2 Responses to “Why Evolution is Wrong, post 3 of 10: Irreducible Complexity.”

  1. 1 Dan May 21, 2010 at 9:14 pm

    Whoa, just checked out your other blog posts besides our running discussion, and dear goodness, you don’t know much about biology or Behe do you?

    I actually got my B.Sc. in Molecular Biology at Lehigh and took seminar class of his, where actually the other staff let him present his argument of Irreducible Complexity. Even then, as an 18 year old kid (it was my freshman year, and just after his publication of Darwin’s Black Box), I knew enough to recognize that his arguments didn’t hold up to scrutiny.

    But actually, he did eventually put his ideas to the test – as opposed to just making claims that he had never backed up with hard evidence. In 2004 he published the results of a study in the scientific journal Protein Science (I’m pretty sure it’s still available for free online). As the hypothesis, he came up with what was sure to be a condition that couldn’t possibly evolve given a near-infinite number of generations in a population of bacteria. Granted, the study was done in Silica because so many generations would take the age of the earth to reproduce, but in a computer program it would take minutes. What did Behe find?
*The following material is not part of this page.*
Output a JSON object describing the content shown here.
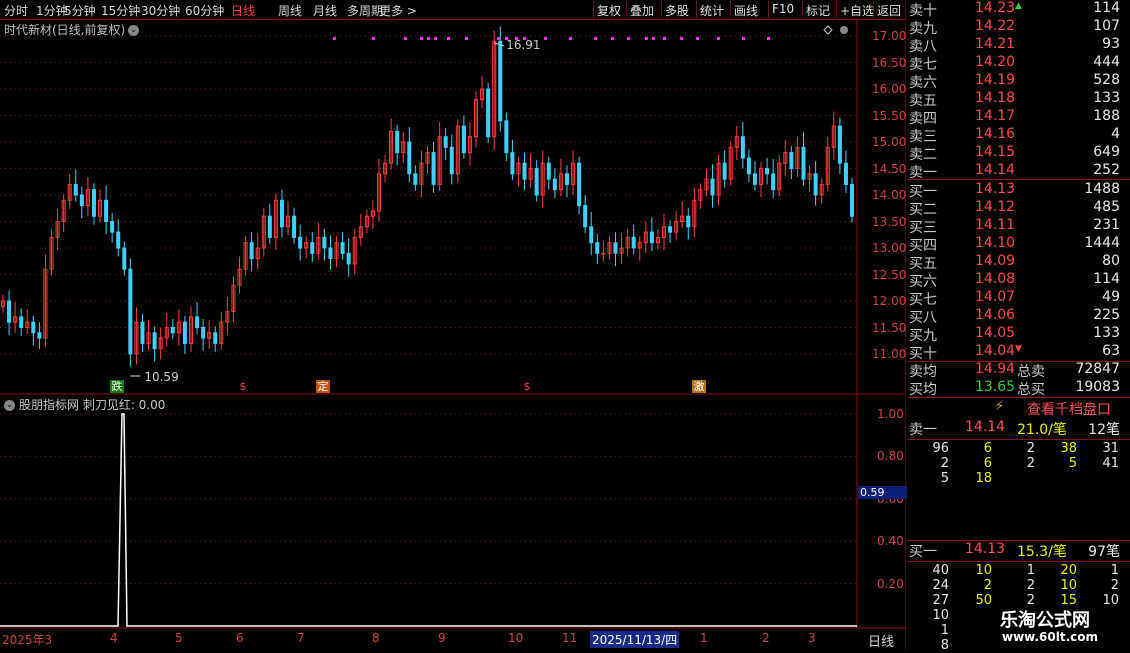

That it would take a population of bacteria which could fit in 1 cubic meter of soil a tiny 10,000 years to evolve something Irreducibly Complex. That’s almost nothing in geologic time. That pretty much refutes “IC”. And that is all Behe has ever done to test his claims. Ever.

    Oh, and by the way, Behe doesn’t think that Genesis is even close to “historically accurate” either. He’s very much an Old Earth Creationist, and on the record as accepting that humans evolved from primates.

  2. 2 schildan May 22, 2010 at 11:23 am

    Yes, I know Behe is not a young earth creationist. I mention that in one of my posts (I’m not sure if it’s one I’ve posted yet or not).